Murdoch's first literary work caused surprise, since the public had grown accustomed to seeing Iris as a philosopher, not a writer.. It is about the novel Under the net (Under the Nest), published in 1954, a story that revolves around the writer Jack Donaghue and is tinged with moments that imply moral decisions, a recurring theme in the future literary work of the writer.
After the success of Under the net (which, by the way, has been considered one of the hundred best English novels of the 20th century according to the Modern Library publishing house), many more works followed. Murdoch's novel corpus contains no less than twenty-six titles, ten of which she wrote in just one decade.

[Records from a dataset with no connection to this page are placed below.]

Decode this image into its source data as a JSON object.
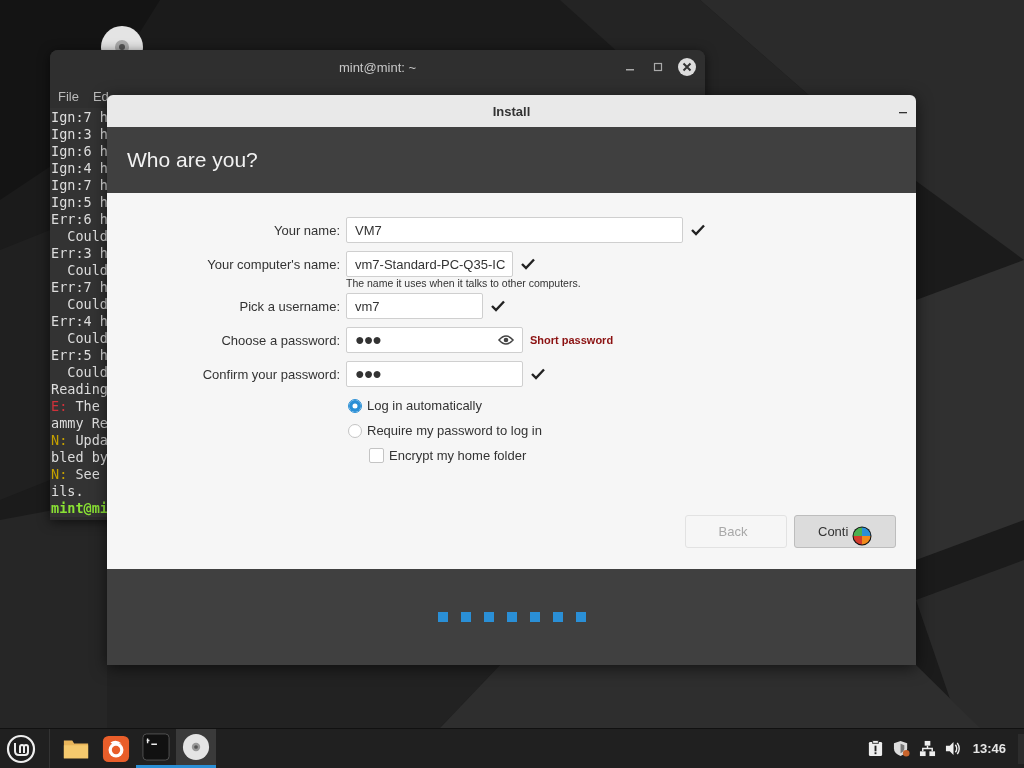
{
  "terminal": {
    "title": "mint@mint: ~",
    "menu": [
      "File",
      "Ed"
    ],
    "lines": [
      {
        "kind": "plain",
        "text": "Ign:7 h"
      },
      {
        "kind": "plain",
        "text": "Ign:3 h"
      },
      {
        "kind": "plain",
        "text": "Ign:6 h"
      },
      {
        "kind": "plain",
        "text": "Ign:4 h"
      },
      {
        "kind": "plain",
        "text": "Ign:7 h"
      },
      {
        "kind": "plain",
        "text": "Ign:5 h"
      },
      {
        "kind": "plain",
        "text": "Err:6 h"
      },
      {
        "kind": "plain",
        "text": "  Could"
      },
      {
        "kind": "plain",
        "text": "Err:3 h"
      },
      {
        "kind": "plain",
        "text": "  Could"
      },
      {
        "kind": "plain",
        "text": "Err:7 h"
      },
      {
        "kind": "plain",
        "text": "  Could"
      },
      {
        "kind": "plain",
        "text": "Err:4 h"
      },
      {
        "kind": "plain",
        "text": "  Could"
      },
      {
        "kind": "plain",
        "text": "Err:5 h"
      },
      {
        "kind": "plain",
        "text": "  Could"
      },
      {
        "kind": "plain",
        "text": "Reading"
      },
      {
        "kind": "error",
        "prefix": "E:",
        "text": "The"
      },
      {
        "kind": "plain",
        "text": "ammy Re"
      },
      {
        "kind": "notice",
        "prefix": "N:",
        "text": "Upda"
      },
      {
        "kind": "plain",
        "text": "bled by"
      },
      {
        "kind": "notice",
        "prefix": "N:",
        "text": "See"
      },
      {
        "kind": "plain",
        "text": "ils."
      },
      {
        "kind": "prompt",
        "text": "mint@mi"
      }
    ]
  },
  "install": {
    "title": "Install",
    "heading": "Who are you?",
    "fields": [
      {
        "kind": "text",
        "label": "Your name:",
        "value": "VM7",
        "valid": true
      },
      {
        "kind": "text",
        "label": "Your computer's name:",
        "value": "vm7-Standard-PC-Q35-IC",
        "valid": true,
        "hint": "The name it uses when it talks to other computers."
      },
      {
        "kind": "text",
        "label": "Pick a username:",
        "value": "vm7",
        "valid": true
      },
      {
        "kind": "password",
        "label": "Choose a password:",
        "value": "●●●",
        "valid": false,
        "reveal": true,
        "message": "Short password"
      },
      {
        "kind": "password",
        "label": "Confirm your password:",
        "value": "●●●",
        "valid": true
      }
    ],
    "login_options": [
      {
        "label": "Log in automatically",
        "selected": true
      },
      {
        "label": "Require my password to log in",
        "selected": false
      }
    ],
    "encrypt": {
      "label": "Encrypt my home folder",
      "checked": false
    },
    "buttons": [
      {
        "label": "Back",
        "disabled": true
      },
      {
        "label": "Conti",
        "disabled": false
      }
    ]
  },
  "taskbar": {
    "launchers": [
      {
        "kind": "folder",
        "running": false,
        "active": false
      },
      {
        "kind": "browser",
        "running": false,
        "active": false
      },
      {
        "kind": "terminal",
        "running": true,
        "active": false
      },
      {
        "kind": "disc",
        "running": true,
        "active": true
      }
    ],
    "clock": "13:46"
  }
}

Particularly noteworthy, in addition to the aforementioned under the net, the black prince (1973), which portrays an obsession of an erotic nature, The Unicorn (1963), a marvelous gothic story set in a mansion lost in a desolate area, and The sea, the sea (1978), with which the author won the Booker Prize and which tells us about the futile attempt to escape (the her character she takes refuge in a town near the sea, where she will end up reuniting with an old love).
The splendid career of The brightest woman in England It was cut short in 1995 when, at a public meeting in Jerusalem, Murdoch entered a kind of block that prevented him from understanding and answering the question that had been addressed to him. What he at first interpreted as an artistic block turned out to be the beginning of Alzheimer's, a disease that ended his life in 1999. Her husband, John Bayley, stood by her until the end.